The Real Outsourcing Problem

An article in the New York Times the other day highlights an issue I have written about before, that of the changing nature of firms as a source of continued low wages and increasing inequality between workers.

In the eyes of the current administration, a major problem for American workers has been outsourcing. What this article points out is that most outsourced jobs actually remain here in the US; they are instead of leaving to low wage countries, they are subcontracted out to specialized low wage firms within the country.

 

As research has shown, the increase in inequality in the US is being driven mostly by interfirm inequality, not intrafirm. The latter would be appear as, within any given company, the CEOs at the top getting big raises and the entry level workers getting pay cuts. And while this is the case at the biggest firms, like large retail companies, it isn’t so for the rest of the economy. For most firms, pay structures have actually become more equal.

This change is largely a result of firms reorganizing their structure. It used to be that an organization, say a newspaper, would employ everyone who worked in their building. Yes, of course the journalists and editors and managers; but also the janitors, the electricians, the tech support, etc. This is rarely the case any longer. Instead, firms are increasingly organized around their core mission, and secondary and support tasks are spun off and subcontracted out. So now the janitor works for a separate company, as do the electricians and computer people. Even secretaries and HR are increasingly subcontracted out.
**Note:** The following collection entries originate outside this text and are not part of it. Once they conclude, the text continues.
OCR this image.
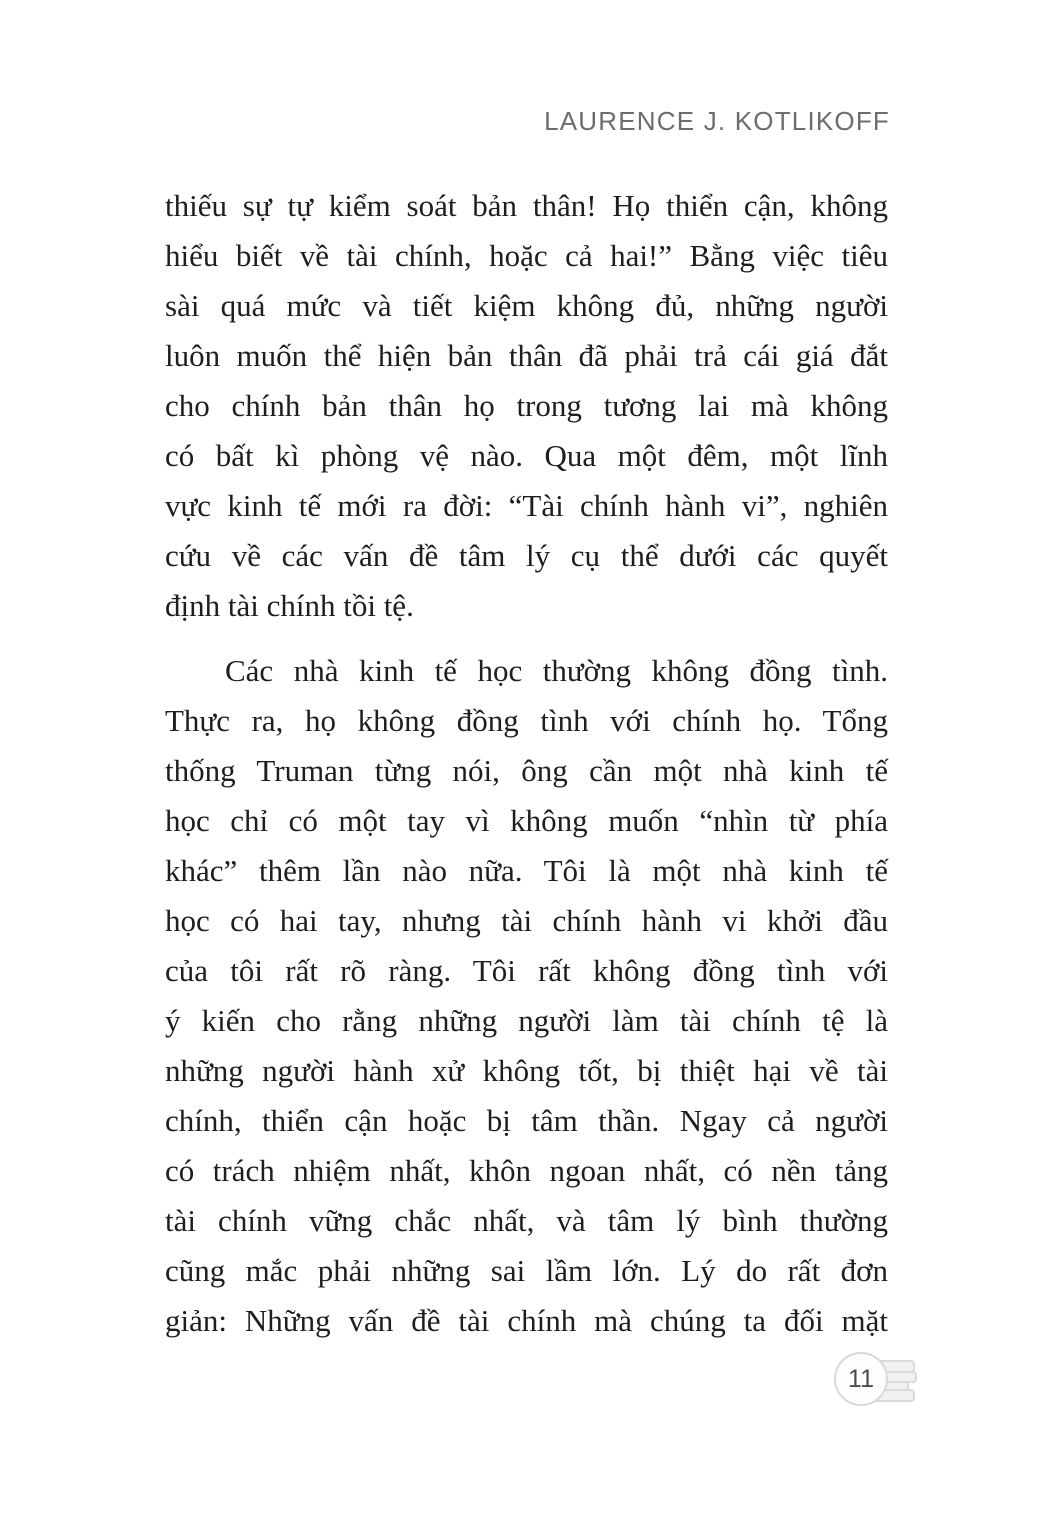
LAURENCE J. KOTLIKOFF
thiếu sự tự kiểm soát bản thân! Họ thiển cận, không
hiểu biết về tài chính, hoặc cả hai!” Bằng việc tiêu
sài quá mức và tiết kiệm không đủ, những người
luôn muốn thể hiện bản thân đã phải trả cái giá đắt
cho chính bản thân họ trong tương lai mà không
có bất kì phòng vệ nào. Qua một đêm, một lĩnh
vực kinh tế mới ra đời: “Tài chính hành vi”, nghiên
cứu về các vấn đề tâm lý cụ thể dưới các quyết
định tài chính tồi tệ.
Các nhà kinh tế học thường không đồng tình.
Thực ra, họ không đồng tình với chính họ. Tổng
thống Truman từng nói, ông cần một nhà kinh tế
học chỉ có một tay vì không muốn “nhìn từ phía
khác” thêm lần nào nữa. Tôi là một nhà kinh tế
học có hai tay, nhưng tài chính hành vi khởi đầu
của tôi rất rõ ràng. Tôi rất không đồng tình với
ý kiến cho rằng những người làm tài chính tệ là
những người hành xử không tốt, bị thiệt hại về tài
chính, thiển cận hoặc bị tâm thần. Ngay cả người
có trách nhiệm nhất, khôn ngoan nhất, có nền tảng
tài chính vững chắc nhất, và tâm lý bình thường
cũng mắc phải những sai lầm lớn. Lý do rất đơn
giản: Những vấn đề tài chính mà chúng ta đối mặt
11
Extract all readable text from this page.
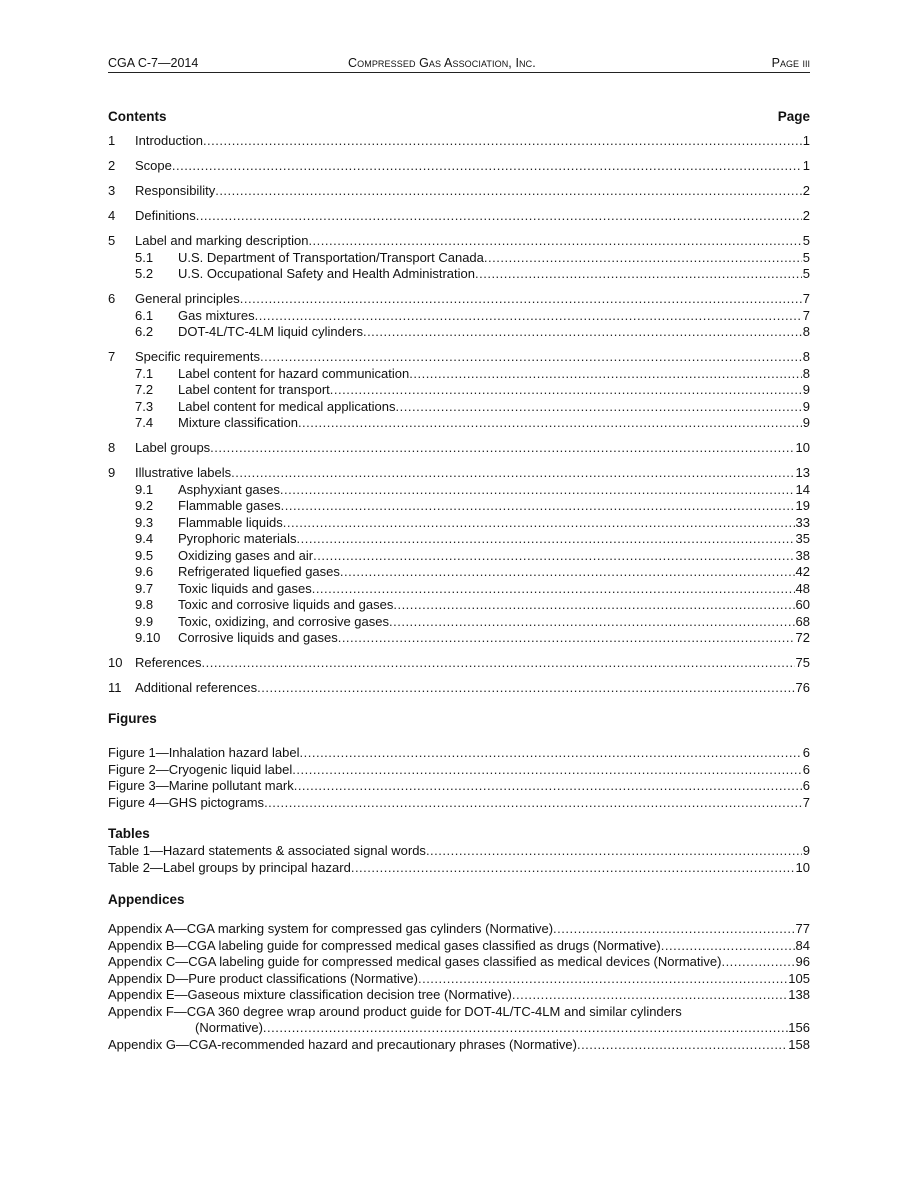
CGA C-7—2014	Compressed Gas Association, Inc.	Page iii
Contents	Page
1	Introduction .....	1
2	Scope .....	1
3	Responsibility .....	2
4	Definitions .....	2
5	Label and marking description .....	5
5.1	U.S. Department of Transportation/Transport Canada .....	5
5.2	U.S. Occupational Safety and Health Administration .....	5
6	General principles .....	7
6.1	Gas mixtures .....	7
6.2	DOT-4L/TC-4LM liquid cylinders .....	8
7	Specific requirements .....	8
7.1	Label content for hazard communication .....	8
7.2	Label content for transport .....	9
7.3	Label content for medical applications .....	9
7.4	Mixture classification .....	9
8	Label groups .....	10
9	Illustrative labels .....	13
9.1	Asphyxiant gases .....	14
9.2	Flammable gases .....	19
9.3	Flammable liquids .....	33
9.4	Pyrophoric materials .....	35
9.5	Oxidizing gases and air .....	38
9.6	Refrigerated liquefied gases .....	42
9.7	Toxic liquids and gases .....	48
9.8	Toxic and corrosive liquids and gases .....	60
9.9	Toxic, oxidizing, and corrosive gases .....	68
9.10	Corrosive liquids and gases .....	72
10 References .....	75
11	Additional references .....	76
Figures
Figure 1—Inhalation hazard label .....	6
Figure 2—Cryogenic liquid label .....	6
Figure 3—Marine pollutant mark .....	6
Figure 4—GHS pictograms .....	7
Tables
Table 1—Hazard statements & associated signal words .....	9
Table 2—Label groups by principal hazard .....	10
Appendices
Appendix A—CGA marking system for compressed gas cylinders (Normative) .....	77
Appendix B—CGA labeling guide for compressed medical gases classified as drugs (Normative) .....	84
Appendix C—CGA labeling guide for compressed medical gases classified as medical devices (Normative) .....	96
Appendix D—Pure product classifications (Normative) .....	105
Appendix E—Gaseous mixture classification decision tree (Normative) .....	138
Appendix F—CGA 360 degree wrap around product guide for DOT-4L/TC-4LM and similar cylinders
(Normative) .....	156
Appendix G—CGA-recommended hazard and precautionary phrases (Normative) .....	158
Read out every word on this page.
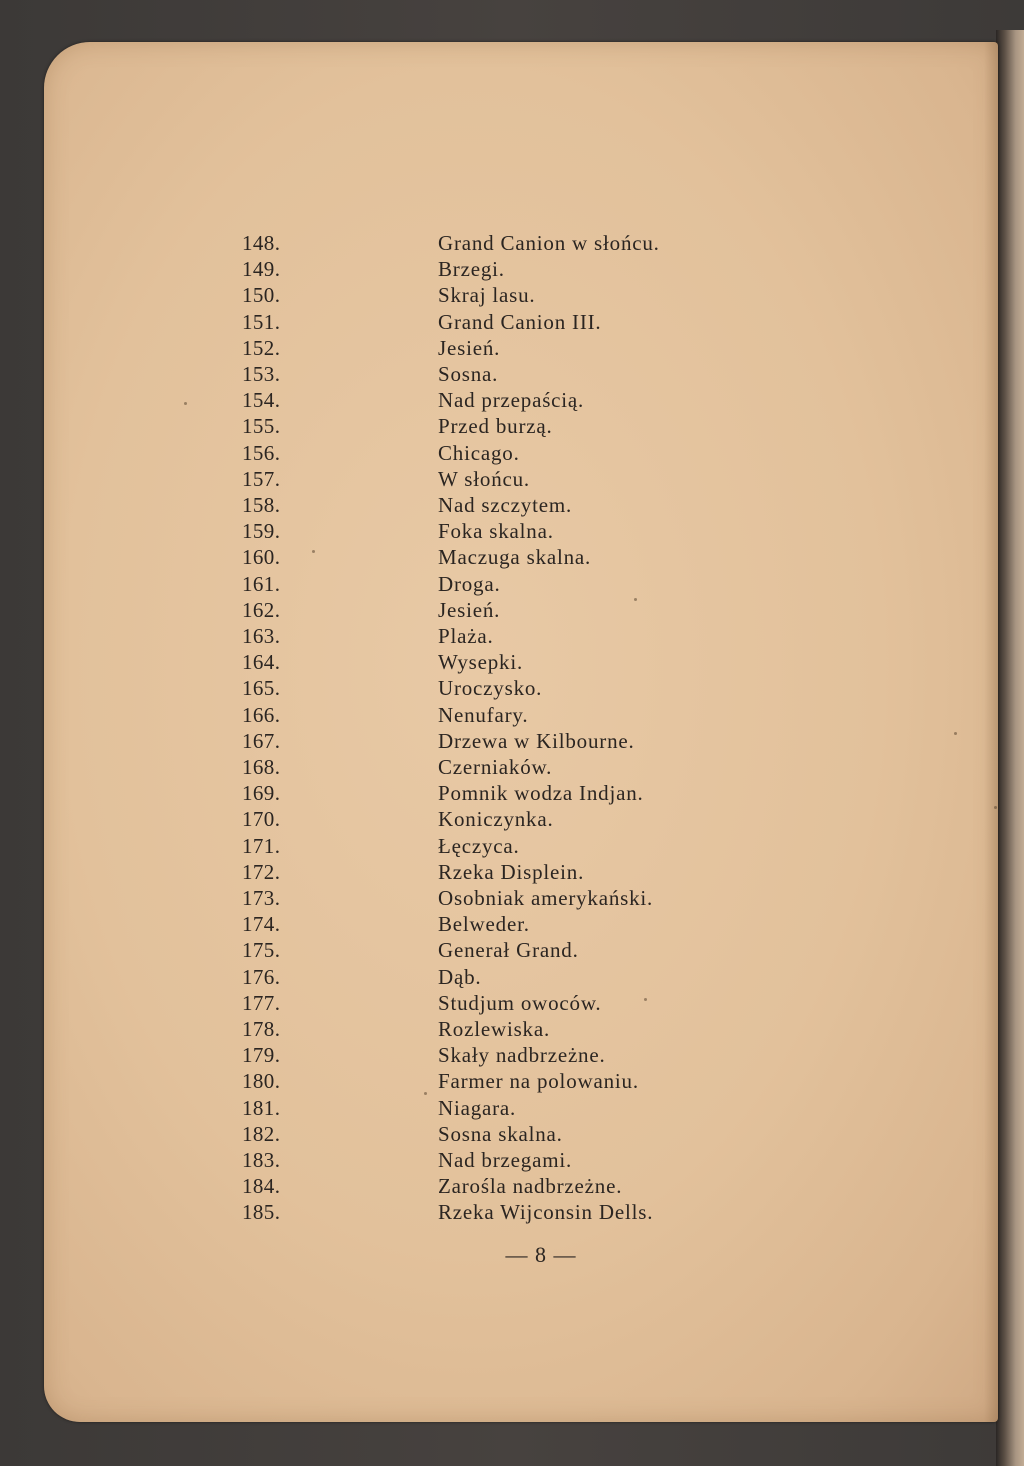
148.	Grand Canion w słońcu.
149.	Brzegi.
150.	Skraj lasu.
151.	Grand Canion III.
152.	Jesień.
153.	Sosna.
154.	Nad przepaścią.
155.	Przed burzą.
156.	Chicago.
157.	W słońcu.
158.	Nad szczytem.
159.	Foka skalna.
160.	Maczuga skalna.
161.	Droga.
162.	Jesień.
163.	Plaża.
164.	Wysepki.
165.	Uroczysko.
166.	Nenufary.
167.	Drzewa w Kilbourne.
168.	Czerniaków.
169.	Pomnik wodza Indjan.
170.	Koniczynka.
171.	Łęczyca.
172.	Rzeka Displein.
173.	Osobniak amerykański.
174.	Belweder.
175.	Generał Grand.
176.	Dąb.
177.	Studjum owoców.
178.	Rozlewiska.
179.	Skały nadbrzeżne.
180.	Farmer na polowaniu.
181.	Niagara.
182.	Sosna skalna.
183.	Nad brzegami.
184.	Zarośla nadbrzeżne.
185.	Rzeka Wijconsin Dells.
— 8 —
How does this drive inequality? When that janitor worked for the newspaper, he shared in the firm’s successes, and  probably out of a human sense of fairness it’s difficult to have huge differences in pay  between people who are working together daily. But when those roles are contracted out to outside firms, that is no longer the case. The janitorial subcontractor can pay far less, and isn’t subject to the workplace regulations of the newspaper firm. This isn’t trivial: the article cites research showing significant pay cuts for many roles (up to a 24% reduction for security guards, for example). Additionally, these subcontracted jobs are often temporary and lack health insurance or other benefits.

The article points to the shocking statistic that over the last decade, 94% of the jobs added to the economy were in this temporary/contracted sector. While this trend may be more ‘efficient’, in the strictly economic sense, an economy does not make a society. Many conservatives talk about the dignity of work as a positive good for people, and I’m inclined to agree. But as our economy shifts to this model, it would seem to be very hard to find dignity and purpose in a growing low wage, dead end, high uncertainty sector of the economy. Sure, if you were a janitor at the New York Times, it wasn’t particularly glamorous. But you were connected in some way to the mission of that organization. Nowadays, you’re just a janitor; probably working on demand, hours not guaranteed, maybe in a different building every week. Your work is now cleaning, nothing more.

Of course, there is no easy solution to this problem. Banning such subcontracting would be lunacy, and other types of mandates would be too heavy handed. But if the administration wants to be serious about American jobs, this is an area that demands focus, not trivial sectors of the economy like coal mining or immigrant labor.